Week 2 has been about my food.
Watching my goes in my mouth and
really concentrating about the crap I have been eating
and how it effect's my mind and body.
Eating bad food makes me sluggish,
moody and plays havoc with my bowels.
Ive noticed in the last 2 weeks that my bowels
have been fantastic *knock on wood*
and I have been alot clearer in the head aswell as not bloated to the point where I looked like I was 8 months pregnant again.
Ive swapped over the kids meal, the pizza, for food that feeds my soul with clean healthy foods that nourish my body and mind. I'm done with eating body clogging crap. I want colour and taste. I don't need grease and fat dripping down my chin to get a high of my food.
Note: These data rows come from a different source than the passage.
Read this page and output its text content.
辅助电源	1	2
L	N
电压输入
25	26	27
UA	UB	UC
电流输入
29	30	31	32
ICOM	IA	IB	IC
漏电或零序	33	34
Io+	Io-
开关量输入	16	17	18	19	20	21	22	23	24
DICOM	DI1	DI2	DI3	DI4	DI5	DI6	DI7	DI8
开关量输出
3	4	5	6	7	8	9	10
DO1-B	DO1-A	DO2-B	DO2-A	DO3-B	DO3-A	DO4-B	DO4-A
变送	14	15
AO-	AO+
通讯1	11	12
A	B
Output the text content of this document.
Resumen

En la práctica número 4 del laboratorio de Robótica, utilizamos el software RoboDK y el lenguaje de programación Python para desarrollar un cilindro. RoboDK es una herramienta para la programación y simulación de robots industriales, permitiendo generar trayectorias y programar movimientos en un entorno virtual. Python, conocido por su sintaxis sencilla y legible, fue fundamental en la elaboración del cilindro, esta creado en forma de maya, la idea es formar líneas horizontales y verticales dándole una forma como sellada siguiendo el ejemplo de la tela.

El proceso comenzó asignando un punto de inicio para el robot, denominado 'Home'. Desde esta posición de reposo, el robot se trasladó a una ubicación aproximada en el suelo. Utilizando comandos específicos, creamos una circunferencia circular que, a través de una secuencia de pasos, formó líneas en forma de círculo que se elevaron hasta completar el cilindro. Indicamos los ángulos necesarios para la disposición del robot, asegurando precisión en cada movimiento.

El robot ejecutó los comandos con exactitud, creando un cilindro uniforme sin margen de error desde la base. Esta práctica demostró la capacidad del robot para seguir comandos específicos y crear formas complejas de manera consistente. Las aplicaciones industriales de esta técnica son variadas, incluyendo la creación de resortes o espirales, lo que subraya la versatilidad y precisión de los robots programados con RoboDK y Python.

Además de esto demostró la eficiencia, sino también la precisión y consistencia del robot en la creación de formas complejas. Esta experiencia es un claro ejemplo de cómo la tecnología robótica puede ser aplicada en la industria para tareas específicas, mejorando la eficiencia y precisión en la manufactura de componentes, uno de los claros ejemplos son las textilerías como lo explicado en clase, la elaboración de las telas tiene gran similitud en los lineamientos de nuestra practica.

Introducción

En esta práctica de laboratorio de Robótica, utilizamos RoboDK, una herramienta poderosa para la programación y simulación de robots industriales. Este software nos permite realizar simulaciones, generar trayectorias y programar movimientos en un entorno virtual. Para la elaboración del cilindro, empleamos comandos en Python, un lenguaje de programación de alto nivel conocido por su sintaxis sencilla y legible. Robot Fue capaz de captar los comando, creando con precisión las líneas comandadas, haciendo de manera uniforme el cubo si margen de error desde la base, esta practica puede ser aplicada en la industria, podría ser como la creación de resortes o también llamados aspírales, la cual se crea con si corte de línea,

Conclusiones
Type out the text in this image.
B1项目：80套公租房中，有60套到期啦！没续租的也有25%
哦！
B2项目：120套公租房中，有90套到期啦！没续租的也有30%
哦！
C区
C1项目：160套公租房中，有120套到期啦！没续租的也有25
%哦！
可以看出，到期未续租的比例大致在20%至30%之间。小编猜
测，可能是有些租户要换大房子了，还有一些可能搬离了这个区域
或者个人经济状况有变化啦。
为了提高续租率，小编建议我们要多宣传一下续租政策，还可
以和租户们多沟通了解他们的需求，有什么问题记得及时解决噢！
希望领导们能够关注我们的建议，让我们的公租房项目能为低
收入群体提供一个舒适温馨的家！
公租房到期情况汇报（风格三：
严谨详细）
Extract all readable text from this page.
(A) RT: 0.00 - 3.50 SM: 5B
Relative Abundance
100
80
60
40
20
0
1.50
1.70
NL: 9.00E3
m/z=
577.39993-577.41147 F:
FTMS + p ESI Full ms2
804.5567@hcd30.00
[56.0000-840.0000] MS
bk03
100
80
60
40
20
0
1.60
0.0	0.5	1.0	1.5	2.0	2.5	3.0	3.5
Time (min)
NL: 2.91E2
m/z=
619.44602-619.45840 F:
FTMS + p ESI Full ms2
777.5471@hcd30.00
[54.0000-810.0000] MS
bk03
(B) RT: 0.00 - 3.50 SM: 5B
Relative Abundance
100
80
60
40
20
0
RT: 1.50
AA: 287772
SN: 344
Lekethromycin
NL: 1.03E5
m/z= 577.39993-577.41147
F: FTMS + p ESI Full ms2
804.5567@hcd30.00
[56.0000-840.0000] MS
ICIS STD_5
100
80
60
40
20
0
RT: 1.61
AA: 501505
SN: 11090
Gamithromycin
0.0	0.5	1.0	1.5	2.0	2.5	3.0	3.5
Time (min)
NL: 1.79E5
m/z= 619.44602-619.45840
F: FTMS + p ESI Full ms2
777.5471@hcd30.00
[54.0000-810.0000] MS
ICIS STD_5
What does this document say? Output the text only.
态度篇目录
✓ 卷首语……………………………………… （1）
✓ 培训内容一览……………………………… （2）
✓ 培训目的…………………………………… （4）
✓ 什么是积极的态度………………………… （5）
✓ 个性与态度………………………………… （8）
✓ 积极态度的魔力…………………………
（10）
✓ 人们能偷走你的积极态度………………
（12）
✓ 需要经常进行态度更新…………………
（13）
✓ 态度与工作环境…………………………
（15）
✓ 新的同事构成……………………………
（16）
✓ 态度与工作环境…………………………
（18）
I want my food to tingle in my mouth to the point where it feels like its dancing a party in my mouth.
I want my eyes to love the look of the food, be seduced by its colour, it beauty.
The most satisfying thing I have noticed with take away food,
It has no colour and it smells the same.
Bit like sweaty balls. They all smell the same.
Week Three is remembering where I was almost 2 years ago.
Reminding myself why I changed my life back then.
Its hard when we get wrapped up in the numbers and in the now.
Go back and reflect on our feelings back then, how we felt with ourselves, how we saw ourselves.
remember the lesson's we've learnt
thank ourselves for what we have done and respect and recognise the good that has come
I have given myself a huge goal!!!
Its my magic number.
Numbers seem to drive me, sometimes to the point of utter stupidness but they do.
I no longer wear my polar HRM because I let the calorie count fuck me over.
To busy on burning off 2000 cal's a day and hating myself when I didn't have the scales going down.
that shit wont be happening.
This magic number is my goal for Christmas.
I'm not going to pray, beg or wish this number to happen.
No those days are long over.
I'm simply going to go back to the beginning, forget about where I have been
and start a fresh with eyes wide shut to my surrounding's.
Here's to a spring and summer full of adventure
good food, positive minds and no bread crumbs.